The following event is a part of Women’s History Month sponsored by the Humanities Research Center and the Arts and Humanities Division.
The Gender Studies Initiative is pleased to announce a guest lecture by Professor Gail Hershatter on Tuesday Mach 20 at 11:30am.
Stubborn Silences: Writing the History of Chinese Women
Date/Time: Tuesday, March 28, 11.30am
Location: IB Lecture Hall
Guest Speaker: Professor Gail Hershatter
Abstract: Scholars of women and gender in China have often liked to make the claim that adding a serious consideration of women to our understanding of Chinese history would not be like adding a spice, as in “add women and stir,” but rather that it would alter the field fundamentally. Have we delivered, collectively, on that claim? And what do we most want our students to learn that could help them to think about the world of the past and the world they inhabit.
Biography: Gail Hershatter is Research Professor and Distinguished Professor Emer. of History at the University of California, Santa Cruz, and a former President of the Association for Asian Studies.

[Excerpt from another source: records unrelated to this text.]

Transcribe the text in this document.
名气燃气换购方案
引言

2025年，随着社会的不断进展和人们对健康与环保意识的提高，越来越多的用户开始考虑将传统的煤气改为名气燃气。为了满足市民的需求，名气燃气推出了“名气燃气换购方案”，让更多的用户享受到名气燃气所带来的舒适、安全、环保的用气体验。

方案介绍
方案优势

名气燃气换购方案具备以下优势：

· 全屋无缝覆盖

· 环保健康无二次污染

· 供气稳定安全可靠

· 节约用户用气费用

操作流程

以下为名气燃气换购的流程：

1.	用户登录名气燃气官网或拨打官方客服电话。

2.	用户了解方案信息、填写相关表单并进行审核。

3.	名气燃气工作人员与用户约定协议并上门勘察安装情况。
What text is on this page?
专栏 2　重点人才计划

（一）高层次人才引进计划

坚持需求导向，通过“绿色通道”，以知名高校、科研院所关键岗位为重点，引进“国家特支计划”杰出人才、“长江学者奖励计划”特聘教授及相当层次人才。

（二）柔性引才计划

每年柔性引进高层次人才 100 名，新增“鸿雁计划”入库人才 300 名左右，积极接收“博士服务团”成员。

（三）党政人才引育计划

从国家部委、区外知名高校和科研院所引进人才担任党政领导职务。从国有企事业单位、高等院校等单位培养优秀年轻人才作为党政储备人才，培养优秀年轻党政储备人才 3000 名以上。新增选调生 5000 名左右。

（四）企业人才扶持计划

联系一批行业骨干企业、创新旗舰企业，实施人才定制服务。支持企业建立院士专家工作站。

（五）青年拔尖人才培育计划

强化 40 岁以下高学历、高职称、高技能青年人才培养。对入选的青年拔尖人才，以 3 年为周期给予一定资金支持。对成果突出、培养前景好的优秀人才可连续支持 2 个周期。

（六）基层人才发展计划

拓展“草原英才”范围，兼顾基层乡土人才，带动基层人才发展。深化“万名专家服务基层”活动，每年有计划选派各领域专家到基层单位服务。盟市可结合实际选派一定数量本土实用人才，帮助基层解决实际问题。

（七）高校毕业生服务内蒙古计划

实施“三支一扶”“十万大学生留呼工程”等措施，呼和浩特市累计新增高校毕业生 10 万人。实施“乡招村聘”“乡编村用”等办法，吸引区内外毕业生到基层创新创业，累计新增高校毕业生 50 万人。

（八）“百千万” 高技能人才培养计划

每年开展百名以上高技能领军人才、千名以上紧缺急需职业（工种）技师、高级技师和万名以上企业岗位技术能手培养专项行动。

Her books include The Workers of Tianjin (1986, Chinese translation 2016), Personal Voices: China Women in the 1980s (1988, with Emily Honig), Dangerous Pleasures: Prostitution in Twentieth-Century Shanghai (1997, Chinese translation 2003), Women in China’s Long Twentieth Century (2004), The Gender of Memory: Rural Women and China’s Collective Past (2011; Chinese translation 2017) and Women and China’s Revolutions (2019).